Op het podium wordt onbevangen, maar op niveau gekeet en geschmierd. Op straat nemen Sonneveld en Stuart mensen in de maling, roepen ‘moordenaar’ tegen onbekenden in de trein, en spelen luidruchtig en levensecht de hoer en de pooier: ‘Vooruit, je geld verdienen.’
In 1960 komen ze tot de conclusie dat ze artistiek niet meer verder kunnen en gaan uit elkaar. Op de dag van de begrafenis van Wim Sonneveld in 1974 ziet Joop Doderer dat zijn ex-echtgenote ‘inwendig volkomen vernield’ is. ’s Avonds speelt ze de première van de musical Wat een planeet in Utrecht.
Na het Sonneveld-tijdperk is er een periode van theatertussendoortjes met cabaretier Sieto Hoving en toneelgroep Ensemble, en reclamewerk op tekst van Annie Schmidt: ‘Waar zou ik weeze, zonder mayoneeze. Waar zou ik weeze, zonder Calvé.’
Dan volgt een nieuwe glorieperiode, als leading lady in vijf musicals, waaronder En nu naar bed en Heerlijk duurt het langst. Producent John de Crane, componist Harry Bannink en schrijfster Annie Schmidt hebben in haar de ideale artiest om dit nauwelijks bekende genre in Nederland van de grond te krijgen.
Annie Schmidt kan via Conny Stuart probleemloos al haar tegendraadse ideeën kwijt over relaties en gezag. Ook al was Annie Schmidt veel Hollandser dan de gedistingeerde en modebewuste Stuart, zij waren toch twee vrouwen uit hetzelfde hout gesneden. Stuart maakt in haar loopbaan zo de draai van romantisch naar satirisch, zonder dat ze de illusie heeft iets te veranderen aan maatschappelijke misstanden, want ‘na West Side Story is niets verbeterd voor mensen uit Puerto Rico.’

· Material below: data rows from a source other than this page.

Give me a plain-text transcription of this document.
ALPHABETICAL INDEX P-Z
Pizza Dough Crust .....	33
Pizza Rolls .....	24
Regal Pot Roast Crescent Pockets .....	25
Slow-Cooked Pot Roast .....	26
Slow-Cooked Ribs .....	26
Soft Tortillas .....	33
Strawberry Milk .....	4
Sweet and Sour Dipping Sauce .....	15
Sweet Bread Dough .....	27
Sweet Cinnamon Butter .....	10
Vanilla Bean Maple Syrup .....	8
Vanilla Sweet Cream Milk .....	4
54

Schmidt heeft haar voertuig gevonden, maar Stuart slikt niet alles. Voor ‘dan was ik nu een ouwe hoer in Hong Kong geweest’ voelt zij zich net iets te chic en ‘menopauze met gebak’ vindt zij te flauw. Het zijn gevechtjes in een vrijwel vlekkeloze samenwerking.

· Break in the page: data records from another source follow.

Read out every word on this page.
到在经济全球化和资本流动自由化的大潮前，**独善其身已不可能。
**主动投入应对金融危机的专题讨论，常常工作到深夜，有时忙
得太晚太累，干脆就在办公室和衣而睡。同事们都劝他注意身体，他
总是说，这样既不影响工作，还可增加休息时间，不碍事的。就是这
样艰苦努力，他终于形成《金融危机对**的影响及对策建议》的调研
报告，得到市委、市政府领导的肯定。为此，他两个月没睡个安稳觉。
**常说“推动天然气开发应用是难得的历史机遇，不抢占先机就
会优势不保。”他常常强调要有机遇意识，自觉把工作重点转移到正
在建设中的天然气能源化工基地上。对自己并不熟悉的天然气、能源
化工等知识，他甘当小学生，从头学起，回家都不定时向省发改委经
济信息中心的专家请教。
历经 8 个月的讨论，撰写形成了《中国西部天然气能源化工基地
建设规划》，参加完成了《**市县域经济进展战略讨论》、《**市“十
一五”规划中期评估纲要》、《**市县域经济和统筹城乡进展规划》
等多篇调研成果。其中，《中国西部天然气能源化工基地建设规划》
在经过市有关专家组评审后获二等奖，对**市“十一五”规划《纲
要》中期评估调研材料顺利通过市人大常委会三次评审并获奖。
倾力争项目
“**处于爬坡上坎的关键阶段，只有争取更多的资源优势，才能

Het maakt niet uit of zij een slechte fee of een majesteitelijke hoerenmadam speelt, de uiterst gedisciplineerde Conny Stuart heeft de zaak onder controle en sleurt iedereen mee. In Heerlijk duurt het langst speelt zij een vrouw die wordt bedonderd door haar man. Zij houdt zich staande door er bij zichzelf op te blijven hameren dat je nooit moet zeuren. Het is het motto van Stuarts leven.
‘Huil in je bed, bijt in je laken. Vloek tegen iedereen, schreeuw van de daken. Maar zeur niet, zeur niet, zeur niet.’